Playing Atari with DQN

Background¶

The key concepts are as followed.

The optimal action-value function obeys an important identity known as the Bellman equation. This is based on the following intuition: if the optimal value \(Q^*(s',a')\) of the sequence \(s'\) at the next time-step was known for all possible actions \(a'\), then the optimal strategy is to select \(a'\) maximising the expected value of \(r+\gamma Q^*(s',a')\),

\[Q^*(s,a) = \mathbb{E}_{s'\sim \mathcal{E}} \left[ r+\gamma max_{a'}Q^*(s',a') \mid s,a \right]\]

The basic idea behind many reinforcement learning algorithms is to estimate the action-value function, by using the Bellman equation as an iterative update, \(Q_{i+1}(s,a) = \mathbb{E}[r+\gamma max_{a'}Q_i(s',a') \mid s,a]\). Such value iteration algorithms converge to the optimal action-value function, \(Q_i \rightarrow Q^*\) as \(i \rightarrow \infty\). In practice, this basic approach is totally impractical, because the action-value function is estimated separately for each sequence, without any generalisation.

Instead, it is common to use a function approximator to estimate the action-value function \(Q(s,a;\theta) \approx Q^*(s,a)\). We refer to a neural network function approximator with weights \(\theta\) as a Q-network. A Q-network can be trained by minimising a sequence of loss functions \(L_i(\theta_i)\) that changes at each interation \(i\).

\[L_i(\theta_i) = \mathbb{E}_{s,a \sim \rho(\cdot)}\left[(y_i - Q(s,a;\theta_i))^2 \right],\]

where \(y_i = \mathbb{E}_{s\sim\sigma}[r + \gamma max_{a'}Q(s',a';\theta_{i-1})] \) is the target for iteration \(i\) and \(\rho(s,a)\) is a probability distribution over sequences \(s\) and actions \(a\) that we refer to as the behaviour distribution.

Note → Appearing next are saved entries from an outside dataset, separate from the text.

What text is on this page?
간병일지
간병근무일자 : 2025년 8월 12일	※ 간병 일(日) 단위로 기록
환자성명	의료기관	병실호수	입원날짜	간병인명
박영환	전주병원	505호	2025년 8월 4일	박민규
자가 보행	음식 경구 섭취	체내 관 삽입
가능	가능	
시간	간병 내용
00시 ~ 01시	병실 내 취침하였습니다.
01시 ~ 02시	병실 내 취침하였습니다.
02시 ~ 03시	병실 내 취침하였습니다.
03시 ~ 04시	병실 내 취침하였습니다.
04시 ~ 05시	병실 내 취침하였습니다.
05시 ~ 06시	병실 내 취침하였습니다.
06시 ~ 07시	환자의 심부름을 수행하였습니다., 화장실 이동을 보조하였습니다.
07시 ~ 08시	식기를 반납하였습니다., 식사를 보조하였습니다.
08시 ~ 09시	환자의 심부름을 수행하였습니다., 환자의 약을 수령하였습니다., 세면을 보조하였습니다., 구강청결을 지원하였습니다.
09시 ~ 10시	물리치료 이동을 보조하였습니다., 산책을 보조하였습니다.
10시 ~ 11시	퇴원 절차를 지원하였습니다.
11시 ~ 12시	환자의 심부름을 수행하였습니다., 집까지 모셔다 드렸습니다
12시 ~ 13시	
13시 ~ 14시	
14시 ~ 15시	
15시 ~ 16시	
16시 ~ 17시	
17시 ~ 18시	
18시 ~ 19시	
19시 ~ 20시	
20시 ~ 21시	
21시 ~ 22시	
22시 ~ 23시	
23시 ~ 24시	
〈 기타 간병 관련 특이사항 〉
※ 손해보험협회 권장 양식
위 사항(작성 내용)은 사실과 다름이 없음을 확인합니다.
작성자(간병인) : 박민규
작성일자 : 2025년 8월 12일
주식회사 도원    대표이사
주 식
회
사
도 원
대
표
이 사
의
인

The parameters from the previous iteration \(\theta_{i-1}\) are held fixed when optimising the loss function \(L_i(\theta_i)\).

Tip

Note that the targets depend on the network weights; this is in contrast with the targets used for supervised learning, which are fixed before learning begins.

每次迭代计算时固定，但是计算完后立即更新参数。

Deep Reinforcement Learning¶

The input is image pixels, so they preprocess sequence, transfer the state \(s\) into \(\phi\). 但是如果是负荷曲线等时序信号，单个时间步的值，即状态信息，应该就不能预处理。

dqn

The input to the neural network consists is an \(84\times 84\times 4\) image produced by \(\phi\).

The first hidden layer convolves 16 \(8\times8\) filters with stride 4 with the input image and applies a rectifier nonlinearity (ReLU activation function). \(\rightarrow 20\times20\times16\)

The second hidden layer convolves 32 \(4\times4\) filters with stride 2, again followed by a rectifier nonlinearity. \(\rightarrow 9\times9\times32\)

The final hidden layer is fully-connected and consists of 256 rectifier units. \(\rightarrow 256\)

The output layer is a fully-connected linear layer with a single output for each valid action. The number of valid actions varied between 4 and 18 on the games we considered. \(\rightarrow 4\sim18\)

Tip

The first two convolutional layers output the feature map. To the first hidden layer, it has 16 feature map, every pixel will apply the ReLU, totally \(20\times20\times16=6400\), but we don't say there are 6400 ReLU units. They are not the real units.